Once you identify an acceptable option (from a cost/benefits standpoint) you can include it within the overall budget request. Additionally, the inventory should allow you to convert costs to your local currency, highlight reoccurring spending items and view cost decreases or increases compared to the previous year.


Similarly, the inventory should list all funding options for your discretionary budget items. It should also include or exclude individual spending items from the overall discretionary budget amount. In addition, it should allow you to include and exclude overall discretionary budget funds by security capability, as seen below:

Example of a discretionary budget inventory item being included into the overall budget

By using such an inventory, you’ll build a budget from the ground up that can be “sliced and diced” as needed to get the desired result. Additionally, it will allow you to focus into specific budget requests during negotiations with your CFO. With such a tool, you’ll have full command of your yearly budget requests, from high-level amounts down to individual spending options.

Pitching the budget

Once you have assembled your request in your budgeting tool, you must pitch your funding requirements to the board of directors. There are a couple of fundamental areas that you must include within your pitch:

  1. Overall introduction: when pitching your budget, always start by providing a refresher on the security risks being tracked by your security program. Map each tracked risk to your internal risk mitigation capabilities. Then, add a brief on the trends and threats driving up risk across all tracked risk areas.
  2. Overview of proposed investments: at the core of your pitch, provide management with an overview of the responses needed to addressed increasing risk levels. Include a summary of the strategic impact of the various response initiatives and introduce the overall proposed investment amount, making sure to specify the difference (in percentage terms) between recurring versus new spending.
  3. Spotlight on investment increases: finally, provide a deep-dive into investment increases. Outline the delta of additional investment needed compared to the previous year’s budget. Wrap-up by providing a business case for each new investment increase by mapping it to its strategic impact.

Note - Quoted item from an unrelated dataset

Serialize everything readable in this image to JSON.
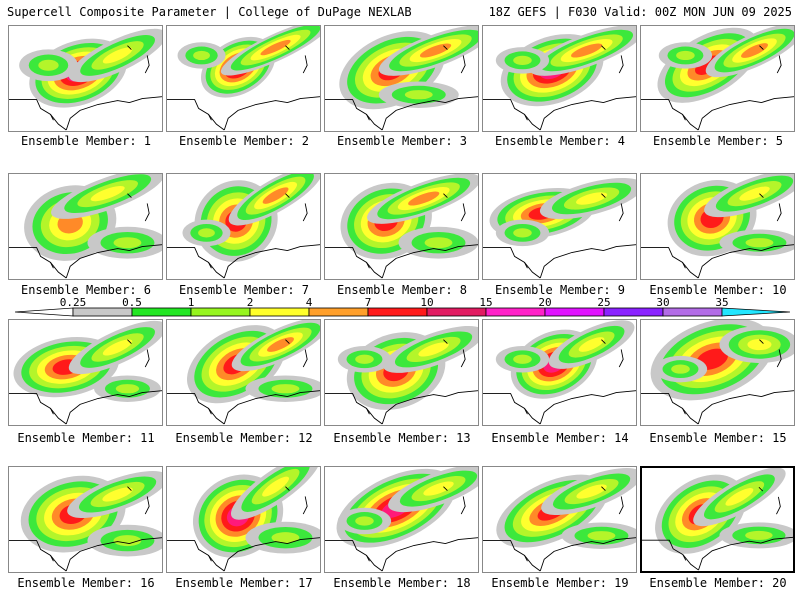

Your pitch should include as few slides as possible. It should also be preceded by an executive summary with an overview of your budget request for the year.

More importantly, it should put the spotlight on investment increases as much as possible. If possible, layer all budget increases in an “incremental” way, ranking them by strategic impact. This will help your CFO and management team intuitively understand where the majority of “negotiation calories” will have to be spent.

Conclusion

Security budgeting is often neglected in cybersecurity but is a critical skill for CISOs and their teams to master. A well-prepared security budget ties funding requests to initiatives maintaining a company’s risk tolerance while demonstrating to management how security investments support overall business goals.

By aligning cybersecurity goals with business priorities, CISOs can gain management’s trust and demonstrate that every dollar spent on security is an investment in protecting and enhancing the company’s bottom line. The budget should focus on risks tracked through management reviews, tying these to tangible threat scenarios that could impact growth. Using commercial narratives to justify investments can help the board understand the importance of specific risk-reduction capabilities.


An effective cybersecurity budget also requires visual tools that present high-level overviews and detailed breakdowns of operational expenditures. Key elements include dividing mandatory from discretionary investments, mapping supply-demand dynamics for security capabilities, and categorizing budget items by their impact (imperative, strategic, or ambition-driven).

Finally, a well-designed budget tool should allow flexibility for analysis, comparison of options, and an in-depth understanding of funding requirements, ultimately enabling CISOs to pitch their budget in a structured, impactful way to the board, focusing on investment increases and strategic impact.